A implantação destes novos modelos se deu por meio de reformas, que segundo Torriglia (2004), não são reivindicações novas mas, de conteúdos completamente divergentes. Segundo a autora,

a necessidade de reformar o sistema educacional foi sendo construída processualmente durante muitos anos por diferentes grupos de educadores, movimentos sociais, organizações, etc., (...) Algumas questões foram incorporadas pelos governos da década de 1990, mas a maioria sofreu metamorfoses: mantiveram a força conceitual em sua fachada, esvaziando o conteúdo essencial que as representava. (Torriglia, 2004, p.52)

Estes novos modelos se baseiam na forma de produção industrial, que se caracteriza pela busca do aumento da produção, do baixo investimento e por meio do desenvolvimento de “(...) estilos educativos que acompanham a competitividade, ou seja, competências, habilidades, destrezas, para acrescentar e melhorar o “potencial cientifico-tecnológico”, e por outro, desenvolver e formar cidadãos que possam “vincular-se” a este modelo emergente (...)”. (Toriglia, 2004, p.51)

No referente à formação continuada de professores pode-se observar o barateamento nos investimentos por meio do aligeiramento da formação utilizando treinamentos rápidos, de certas modalidades de formação à distância, “esvaziadas”, que pretendem formar profissionais práticos, eficientes e desintelectualizados. É com este modelo de formação que se chega nos anos 2000. O que se pode fazer para mudar esta lógica?

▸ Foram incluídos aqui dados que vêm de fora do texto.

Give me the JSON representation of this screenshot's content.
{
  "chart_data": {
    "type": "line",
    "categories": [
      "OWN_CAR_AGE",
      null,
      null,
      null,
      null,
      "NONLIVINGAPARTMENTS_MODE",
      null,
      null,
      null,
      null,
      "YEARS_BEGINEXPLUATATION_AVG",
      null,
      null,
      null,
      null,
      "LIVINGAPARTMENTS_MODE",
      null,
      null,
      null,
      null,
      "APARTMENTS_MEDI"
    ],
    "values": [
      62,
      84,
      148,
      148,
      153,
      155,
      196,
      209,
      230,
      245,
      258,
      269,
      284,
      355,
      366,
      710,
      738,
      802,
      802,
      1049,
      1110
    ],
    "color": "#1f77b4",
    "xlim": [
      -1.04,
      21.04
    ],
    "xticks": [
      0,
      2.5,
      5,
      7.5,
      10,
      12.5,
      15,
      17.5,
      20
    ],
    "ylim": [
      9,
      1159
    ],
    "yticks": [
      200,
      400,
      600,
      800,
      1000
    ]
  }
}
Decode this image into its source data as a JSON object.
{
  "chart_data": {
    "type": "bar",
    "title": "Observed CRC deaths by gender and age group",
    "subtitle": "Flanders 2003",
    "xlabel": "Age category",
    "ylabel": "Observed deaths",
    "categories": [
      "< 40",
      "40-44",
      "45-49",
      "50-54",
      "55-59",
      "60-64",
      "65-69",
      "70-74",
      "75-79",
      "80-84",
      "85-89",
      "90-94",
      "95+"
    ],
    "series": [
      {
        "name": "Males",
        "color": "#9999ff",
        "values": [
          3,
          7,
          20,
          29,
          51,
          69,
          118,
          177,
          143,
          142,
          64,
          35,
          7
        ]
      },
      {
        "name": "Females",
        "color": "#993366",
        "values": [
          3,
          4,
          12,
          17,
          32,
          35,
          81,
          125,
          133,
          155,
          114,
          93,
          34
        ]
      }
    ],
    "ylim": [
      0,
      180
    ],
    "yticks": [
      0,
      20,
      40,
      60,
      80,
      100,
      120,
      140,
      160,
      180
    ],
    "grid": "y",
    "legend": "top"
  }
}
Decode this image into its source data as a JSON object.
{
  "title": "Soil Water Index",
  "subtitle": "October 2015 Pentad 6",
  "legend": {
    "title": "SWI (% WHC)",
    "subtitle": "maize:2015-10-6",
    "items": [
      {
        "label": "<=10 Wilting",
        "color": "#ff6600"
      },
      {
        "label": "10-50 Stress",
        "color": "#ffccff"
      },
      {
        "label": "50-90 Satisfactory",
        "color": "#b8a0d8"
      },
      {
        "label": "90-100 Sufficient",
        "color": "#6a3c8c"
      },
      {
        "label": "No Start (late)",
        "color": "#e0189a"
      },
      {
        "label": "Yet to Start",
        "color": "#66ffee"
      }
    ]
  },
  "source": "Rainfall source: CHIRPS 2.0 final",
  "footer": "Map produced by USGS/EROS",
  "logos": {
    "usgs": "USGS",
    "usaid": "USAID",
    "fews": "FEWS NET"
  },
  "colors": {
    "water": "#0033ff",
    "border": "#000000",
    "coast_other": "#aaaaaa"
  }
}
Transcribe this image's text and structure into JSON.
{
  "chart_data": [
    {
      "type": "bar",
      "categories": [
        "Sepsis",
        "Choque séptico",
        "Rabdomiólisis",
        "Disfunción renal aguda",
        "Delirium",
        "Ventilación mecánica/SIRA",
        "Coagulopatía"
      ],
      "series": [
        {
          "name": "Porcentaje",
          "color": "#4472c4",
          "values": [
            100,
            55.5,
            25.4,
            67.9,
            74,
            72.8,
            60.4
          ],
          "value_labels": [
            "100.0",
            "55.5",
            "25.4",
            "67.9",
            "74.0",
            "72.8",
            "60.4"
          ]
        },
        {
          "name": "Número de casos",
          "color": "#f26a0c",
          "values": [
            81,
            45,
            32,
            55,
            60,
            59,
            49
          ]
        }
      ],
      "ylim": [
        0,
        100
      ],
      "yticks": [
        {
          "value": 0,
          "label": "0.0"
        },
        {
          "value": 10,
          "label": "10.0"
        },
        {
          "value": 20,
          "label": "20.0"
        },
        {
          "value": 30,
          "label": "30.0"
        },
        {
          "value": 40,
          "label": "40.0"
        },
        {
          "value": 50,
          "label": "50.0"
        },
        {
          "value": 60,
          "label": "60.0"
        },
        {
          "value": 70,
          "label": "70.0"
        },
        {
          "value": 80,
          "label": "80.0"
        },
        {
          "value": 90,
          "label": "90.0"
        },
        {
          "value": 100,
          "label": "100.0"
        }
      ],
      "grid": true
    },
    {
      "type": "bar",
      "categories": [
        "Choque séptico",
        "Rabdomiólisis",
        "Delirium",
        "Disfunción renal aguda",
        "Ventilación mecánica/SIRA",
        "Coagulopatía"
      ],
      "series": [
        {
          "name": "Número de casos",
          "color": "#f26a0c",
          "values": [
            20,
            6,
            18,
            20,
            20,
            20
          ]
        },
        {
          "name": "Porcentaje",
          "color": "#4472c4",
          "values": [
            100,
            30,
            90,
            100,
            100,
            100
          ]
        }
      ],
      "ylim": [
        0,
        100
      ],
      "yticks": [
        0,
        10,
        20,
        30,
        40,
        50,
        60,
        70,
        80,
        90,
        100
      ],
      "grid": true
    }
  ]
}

Ao prefaciar o livro “A educação para além do capital”, de Mészáros (2005), Emir Sader dá a dica: “Ao pensar a educação na perspectiva de luta

emancipatória, não poderia senão restabelecer os vínculos – tão esquecidos – entre

educação e trabalho, como que afirmando: digam onde está o trabalho em um tipo

de sociedade e eu te direi onde está a educação.” (p. 17 – grifos meus)

A formação continuada de professores não pode continuar seguindo as regras do capital. Apesar da hegemonia burguesa e da organização social estar completamente voltada para os interesses capitalistas já é hora, e urgente, formar professores para fazer a crítica e intervir na realidade social e educacional

identificando as contradições presentes na realidade escolar para formar crianças/estudantes como sujeitos conscientes de sua realidade e de seus direitos humanos, sociais e políticos.